Sources close to the situation say Indiana understand where Roy’s camp views his value as a free agent and do not have any concerns about a monster payday for Roy.
They will likely let the market set the price.
It’s possible someone comes with a max or near-max offer that makes the Pacers pause, but sources say the Pacers are ready to match almost anything for Hibbert. There is almost no fear of Hibbert slipping away from Indiana.
Brook Lopez, Brooklyn Nets – $3.1 million – Restricted ($4.2 million Qualifying Offer)
The Brooklyn Nets are going to want to address Brook Lopez last in the order of free agent priorities. However, given how things have played out for Lopez, he may not be willing to play ball.

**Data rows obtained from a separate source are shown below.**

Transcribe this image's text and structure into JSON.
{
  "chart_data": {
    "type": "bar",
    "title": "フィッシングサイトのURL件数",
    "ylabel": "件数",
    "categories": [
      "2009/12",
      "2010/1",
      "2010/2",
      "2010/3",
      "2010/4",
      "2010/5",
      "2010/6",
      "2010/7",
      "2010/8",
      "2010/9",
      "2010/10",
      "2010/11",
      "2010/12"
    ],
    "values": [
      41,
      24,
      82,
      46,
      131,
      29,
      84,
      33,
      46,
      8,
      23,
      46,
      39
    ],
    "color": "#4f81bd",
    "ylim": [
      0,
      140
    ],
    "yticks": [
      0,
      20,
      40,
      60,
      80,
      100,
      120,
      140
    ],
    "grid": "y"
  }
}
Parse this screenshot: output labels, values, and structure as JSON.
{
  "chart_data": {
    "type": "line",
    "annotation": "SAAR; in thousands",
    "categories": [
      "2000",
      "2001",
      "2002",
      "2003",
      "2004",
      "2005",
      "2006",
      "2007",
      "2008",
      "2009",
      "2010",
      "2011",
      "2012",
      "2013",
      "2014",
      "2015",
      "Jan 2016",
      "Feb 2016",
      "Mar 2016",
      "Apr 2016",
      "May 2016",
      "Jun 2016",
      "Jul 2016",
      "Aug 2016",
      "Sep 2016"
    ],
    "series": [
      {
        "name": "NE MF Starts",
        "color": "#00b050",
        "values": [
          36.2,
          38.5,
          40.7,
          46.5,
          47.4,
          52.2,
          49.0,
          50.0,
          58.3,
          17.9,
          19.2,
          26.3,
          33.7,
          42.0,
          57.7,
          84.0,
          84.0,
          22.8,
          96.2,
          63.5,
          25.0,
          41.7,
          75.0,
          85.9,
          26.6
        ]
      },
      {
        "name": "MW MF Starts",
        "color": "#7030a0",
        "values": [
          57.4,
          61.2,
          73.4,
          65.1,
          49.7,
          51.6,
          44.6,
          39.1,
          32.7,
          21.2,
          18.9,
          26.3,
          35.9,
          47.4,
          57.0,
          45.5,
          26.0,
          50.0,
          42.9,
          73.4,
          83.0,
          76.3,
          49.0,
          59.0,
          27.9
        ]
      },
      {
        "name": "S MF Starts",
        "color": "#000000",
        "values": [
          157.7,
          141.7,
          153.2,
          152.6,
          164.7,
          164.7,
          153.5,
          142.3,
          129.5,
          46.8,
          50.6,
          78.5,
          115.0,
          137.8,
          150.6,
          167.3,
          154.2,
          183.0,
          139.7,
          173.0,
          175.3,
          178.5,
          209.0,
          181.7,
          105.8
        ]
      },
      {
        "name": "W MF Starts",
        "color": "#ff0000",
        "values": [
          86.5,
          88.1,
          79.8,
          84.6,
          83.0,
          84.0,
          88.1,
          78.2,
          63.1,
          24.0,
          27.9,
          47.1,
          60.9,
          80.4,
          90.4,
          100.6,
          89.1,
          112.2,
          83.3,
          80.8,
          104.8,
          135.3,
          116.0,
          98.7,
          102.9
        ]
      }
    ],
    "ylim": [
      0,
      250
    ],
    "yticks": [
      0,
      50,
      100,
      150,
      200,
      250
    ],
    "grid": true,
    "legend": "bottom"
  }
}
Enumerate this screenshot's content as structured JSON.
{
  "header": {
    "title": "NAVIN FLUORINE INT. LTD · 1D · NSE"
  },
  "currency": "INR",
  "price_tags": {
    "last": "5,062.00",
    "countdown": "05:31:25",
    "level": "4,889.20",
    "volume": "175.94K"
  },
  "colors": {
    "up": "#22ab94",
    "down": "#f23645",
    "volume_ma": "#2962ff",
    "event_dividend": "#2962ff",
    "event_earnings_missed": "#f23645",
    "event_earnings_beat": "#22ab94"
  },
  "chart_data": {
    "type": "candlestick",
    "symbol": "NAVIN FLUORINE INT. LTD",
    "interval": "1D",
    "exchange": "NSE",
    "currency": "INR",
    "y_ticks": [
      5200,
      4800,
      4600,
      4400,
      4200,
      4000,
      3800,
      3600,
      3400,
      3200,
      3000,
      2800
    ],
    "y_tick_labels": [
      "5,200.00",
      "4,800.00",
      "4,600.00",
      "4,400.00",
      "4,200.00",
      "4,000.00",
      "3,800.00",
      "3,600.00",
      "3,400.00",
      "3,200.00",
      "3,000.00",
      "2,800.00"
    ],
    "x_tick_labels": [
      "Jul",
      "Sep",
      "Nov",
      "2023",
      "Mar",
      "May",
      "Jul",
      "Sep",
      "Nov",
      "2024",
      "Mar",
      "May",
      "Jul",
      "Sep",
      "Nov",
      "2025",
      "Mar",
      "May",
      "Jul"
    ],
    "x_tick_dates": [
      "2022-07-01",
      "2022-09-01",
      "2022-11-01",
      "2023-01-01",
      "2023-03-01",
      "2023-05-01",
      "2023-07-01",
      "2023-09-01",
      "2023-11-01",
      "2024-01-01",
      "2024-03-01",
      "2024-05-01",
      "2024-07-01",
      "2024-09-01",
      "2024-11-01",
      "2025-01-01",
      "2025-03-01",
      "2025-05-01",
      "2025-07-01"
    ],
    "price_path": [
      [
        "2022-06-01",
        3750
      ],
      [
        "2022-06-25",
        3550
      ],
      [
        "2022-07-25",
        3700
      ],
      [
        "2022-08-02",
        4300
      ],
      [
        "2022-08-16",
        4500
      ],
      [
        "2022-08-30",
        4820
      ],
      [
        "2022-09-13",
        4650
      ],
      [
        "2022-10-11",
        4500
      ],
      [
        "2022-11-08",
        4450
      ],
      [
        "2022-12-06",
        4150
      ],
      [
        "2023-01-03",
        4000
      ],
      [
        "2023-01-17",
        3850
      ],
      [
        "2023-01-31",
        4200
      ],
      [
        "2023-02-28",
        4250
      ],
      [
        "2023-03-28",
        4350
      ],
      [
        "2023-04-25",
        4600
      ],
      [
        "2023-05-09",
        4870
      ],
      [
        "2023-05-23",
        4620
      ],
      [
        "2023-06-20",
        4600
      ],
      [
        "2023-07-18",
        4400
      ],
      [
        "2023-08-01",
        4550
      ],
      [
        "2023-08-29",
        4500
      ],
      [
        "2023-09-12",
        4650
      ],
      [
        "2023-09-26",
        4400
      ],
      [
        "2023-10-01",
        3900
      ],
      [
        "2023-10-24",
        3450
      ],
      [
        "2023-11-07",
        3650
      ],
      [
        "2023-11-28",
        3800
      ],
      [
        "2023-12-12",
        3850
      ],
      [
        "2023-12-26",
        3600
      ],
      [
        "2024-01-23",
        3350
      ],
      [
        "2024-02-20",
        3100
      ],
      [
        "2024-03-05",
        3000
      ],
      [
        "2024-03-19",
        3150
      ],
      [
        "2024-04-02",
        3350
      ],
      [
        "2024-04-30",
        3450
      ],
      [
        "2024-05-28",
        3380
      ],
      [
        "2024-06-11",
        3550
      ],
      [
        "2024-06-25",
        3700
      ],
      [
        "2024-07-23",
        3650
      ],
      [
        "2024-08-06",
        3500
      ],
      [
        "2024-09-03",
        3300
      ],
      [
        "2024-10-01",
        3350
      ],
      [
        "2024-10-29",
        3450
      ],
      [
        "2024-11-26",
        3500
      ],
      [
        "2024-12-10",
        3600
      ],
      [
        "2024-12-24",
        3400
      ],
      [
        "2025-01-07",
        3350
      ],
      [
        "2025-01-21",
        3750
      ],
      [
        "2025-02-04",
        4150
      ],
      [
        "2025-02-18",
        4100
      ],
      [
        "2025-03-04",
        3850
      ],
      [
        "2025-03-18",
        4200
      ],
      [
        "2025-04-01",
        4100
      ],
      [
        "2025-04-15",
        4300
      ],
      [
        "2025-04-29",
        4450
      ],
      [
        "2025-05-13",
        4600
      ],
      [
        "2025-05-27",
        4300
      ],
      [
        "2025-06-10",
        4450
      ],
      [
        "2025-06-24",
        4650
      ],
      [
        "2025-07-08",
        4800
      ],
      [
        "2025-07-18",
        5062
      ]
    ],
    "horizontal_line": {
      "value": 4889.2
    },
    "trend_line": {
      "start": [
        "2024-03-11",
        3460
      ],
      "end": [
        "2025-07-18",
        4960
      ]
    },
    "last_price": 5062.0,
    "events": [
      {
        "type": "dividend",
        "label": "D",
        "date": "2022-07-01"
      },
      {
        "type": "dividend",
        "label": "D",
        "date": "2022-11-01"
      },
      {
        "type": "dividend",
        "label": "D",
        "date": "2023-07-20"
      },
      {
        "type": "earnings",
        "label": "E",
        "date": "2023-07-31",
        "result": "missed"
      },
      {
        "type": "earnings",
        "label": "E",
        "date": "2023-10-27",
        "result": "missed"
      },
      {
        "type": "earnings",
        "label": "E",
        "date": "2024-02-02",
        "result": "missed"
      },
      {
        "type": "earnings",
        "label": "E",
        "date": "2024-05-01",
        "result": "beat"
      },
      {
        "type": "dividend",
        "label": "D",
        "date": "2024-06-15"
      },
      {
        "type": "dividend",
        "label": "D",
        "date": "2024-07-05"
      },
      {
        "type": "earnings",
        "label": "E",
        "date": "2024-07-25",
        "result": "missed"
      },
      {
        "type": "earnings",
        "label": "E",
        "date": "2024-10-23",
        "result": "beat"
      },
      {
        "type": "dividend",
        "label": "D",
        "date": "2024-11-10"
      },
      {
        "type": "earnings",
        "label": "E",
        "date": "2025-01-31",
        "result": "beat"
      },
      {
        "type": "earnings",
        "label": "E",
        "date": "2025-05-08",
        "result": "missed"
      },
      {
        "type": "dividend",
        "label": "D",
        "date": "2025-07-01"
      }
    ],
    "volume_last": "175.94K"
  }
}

Lopez will be issued the required $4.2 million Qualifying Offer insuring his status as a restricted free agent as the Nets try and add to their roster. Brook’s next contract will eat into whatever space the team has, meaning his deal needs to be the last deal done as the Nets can exceed the salary cap to pay him.
An enterprising team like say – the Portland Trail Blazers – may opt to put a massive number in from of Lopez on July 1 and force the Nets’ hand.
The new collective barging agreement shortens the window for teams to match a contract to just three days, so that could severally handicap the Nets if Lopez doesn’t get in line with the team’s thinking.
The Nets can and likely will offer Brook the most money. However, if the Nets try and play the upgrade game, Lopez could toss a wrench into the process by signing an offer sheet on July 10, the first day players can sign new deals.
Team can begin talking with free agents on July 1, so the Nets will have the first 10 days of July to work out their plan before the clock could starts on Lopez, especially if he doesn’t opt to play ball with Brooklyn’s free agent plans.
Ryan Anderson Most Improved?: The Orlando Magic have called a 1:30 p.m. press conference for a “major announcement” – sources close to the process say Magic forward Ryan Anderson will be named the NBA’s 2012 Most Improved Player.
Anderson averaged 10.6 points per game last season, garnering 14 starts in his 64 games. This season Anderson has started all 61 games he has played in, and increased his scoring to 16.1 points per game.
Anderson is poised to be a free agent in July, and assuming the Orlando Magic issue Anderson the required $3.23 million Qualifying Offer, he will be a restricted free agent.
The Magic have $66.74 million in salary commitments which includes the $7.8 million Player Option to Jameer Nelson, the partially guaranteed $6.19 million owed to J.J. Redick, the $1.29 million Player Option to Earl Clark and the $1.06 million non-guaranteed year to Von Wafer; giving the Magic roughly $4.06 million in room under the luxury tax.